Google goes Grand Canyon rafting
Published 14/03/2014 | 01:27
The search giant partnered with the advocacy group American Rivers to showcase views of nearly 300 miles of whitewater rapids, towering red canyon walls, and rich geologic history.
The 360-degree views that went live in Google's Street View map option were once reserved largely for rafters who were lucky enough to board a private trip through the remote canyon, or those willing to pay big bucks to navigate its whitewater rapids.
Google project lead Karin Tuxen-Bettman hopes the images educate the public about the US waterway that American Rivers listed as the most endangered last year due to drought and overuse.
"We hope this inspires viewers to take an active interest in preserving it," she said.
Federal officials and environmentalists have been raising alarms recently about demand outstripping supply on the river serving 40 million people in seven western states.
The imagery Google captured, from Lees Ferry south of Page to Pearce Ferry, shows signs of drought around Lake Mead, and the impacts of damming the river.
"It's just a valuable snapshot in time of what the river is like right now," said Amy Kober of American Rivers.
Google used two clusters of cameras mounted on two rafts to capture the images in August and then stitched them together. The crew of nearly 20 people, including guides, spent eight mostly sunny days on the river, but got drenched by rain on two of those days.
The company said the images are the first river views it has published on Street View from the United States. In 2011, Google mounted its Street View trike on a boat and went up the Rio Negro, a tributary of the Amazon, Ms Tuxen-Bettman said.

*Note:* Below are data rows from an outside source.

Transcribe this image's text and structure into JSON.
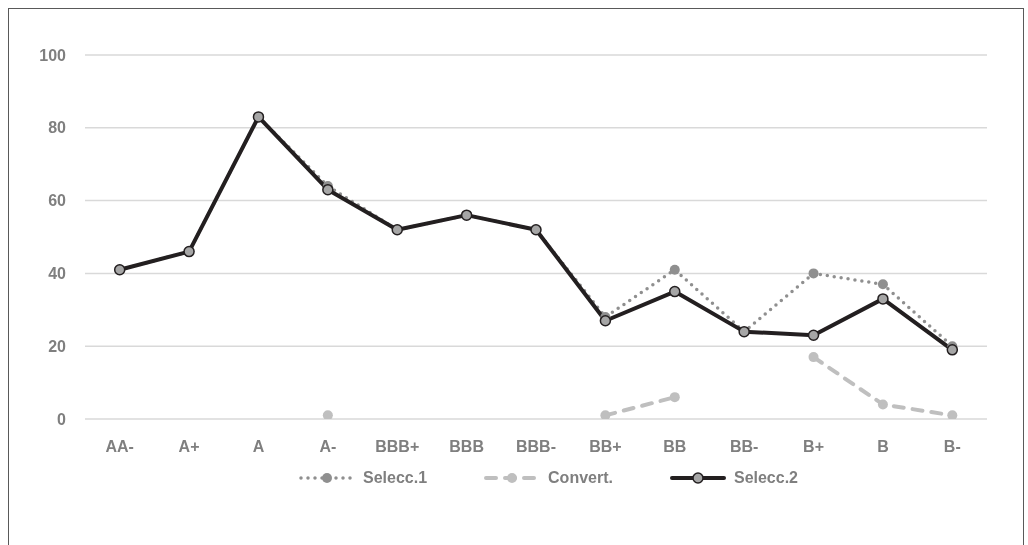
{
  "chart_data": {
    "type": "line",
    "categories": [
      "AA-",
      "A+",
      "A",
      "A-",
      "BBB+",
      "BBB",
      "BBB-",
      "BB+",
      "BB",
      "BB-",
      "B+",
      "B",
      "B-"
    ],
    "series": [
      {
        "name": "Selecc.1",
        "color": "#8f8f8f",
        "line_style": "dotted",
        "values": [
          41,
          46,
          83,
          64,
          52,
          56,
          52,
          28,
          41,
          24,
          40,
          37,
          20
        ]
      },
      {
        "name": "Convert.",
        "color": "#bfbfbf",
        "line_style": "dashed",
        "values": [
          null,
          null,
          null,
          1,
          null,
          null,
          null,
          1,
          6,
          null,
          17,
          4,
          1
        ]
      },
      {
        "name": "Selecc.2",
        "color": "#231f20",
        "line_style": "solid",
        "values": [
          41,
          46,
          83,
          63,
          52,
          56,
          52,
          27,
          35,
          24,
          23,
          33,
          19
        ]
      }
    ],
    "ylim": [
      0,
      100
    ],
    "yticks": [
      0,
      20,
      40,
      60,
      80,
      100
    ],
    "grid": "y",
    "legend": "bottom",
    "marker": "circle"
  }
}
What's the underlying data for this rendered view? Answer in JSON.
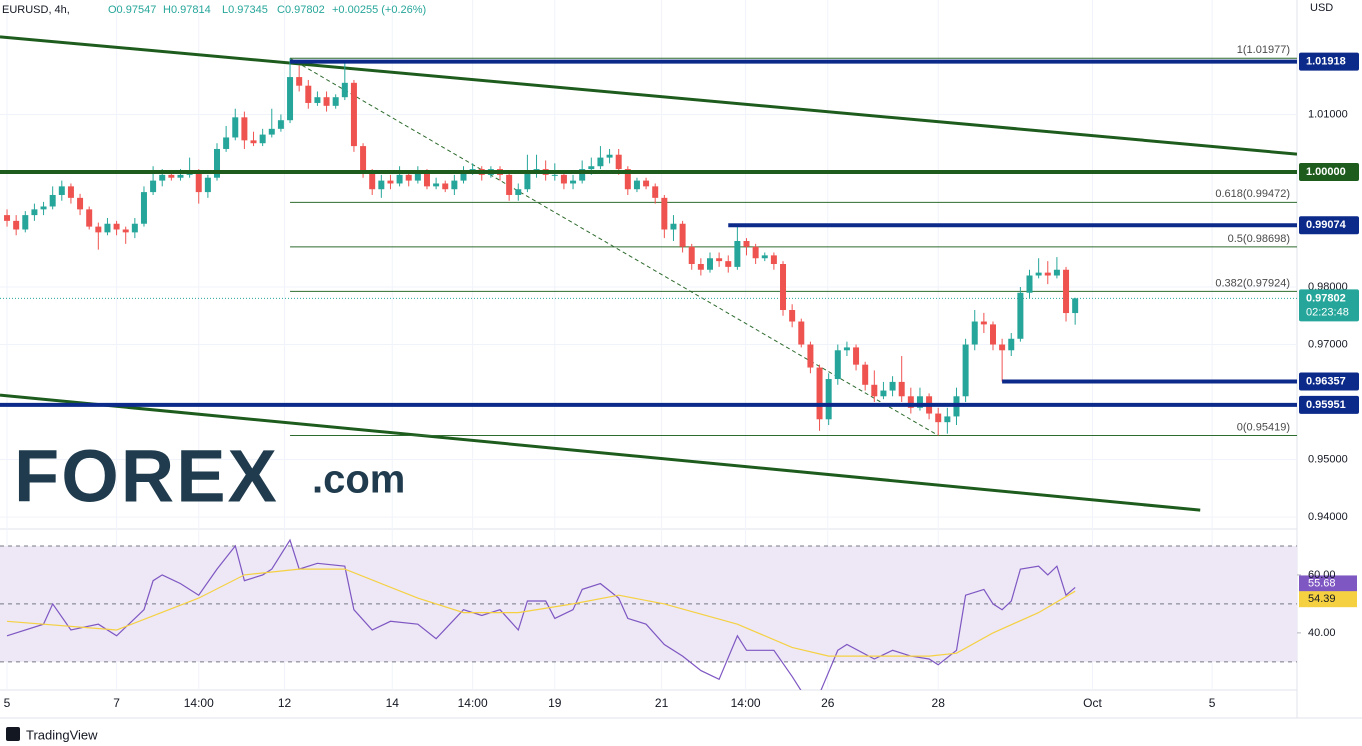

The company also has used carts and snowmobiles to map places where vehicles cannot travel. In late 2012, Google mapped the most popular hiking trails at the Grand Canyon using cameras mounted on a backpack. Those panoramic views were released early last year.
For rafters on the Colorado River, trips can cost up to 3,000 dollars (£1,800) a person, depending on the length and whether they are private or commercial trips. Grand Canyon National Park limits the number of people who can go on self-guided trips through a highly competitive lottery system and has an annual cap on the number of commercial, motorised trips.
One of the first things virtual visitors might notice is the remoteness of the canyon where rafters spend a few days or nearly a month navigating whitewater rapids, hiking side canyons, snapping photos of waterfalls and endangered species, and savouring the solitude. It is a place where mobile phones do not work and rafters pack only what they need.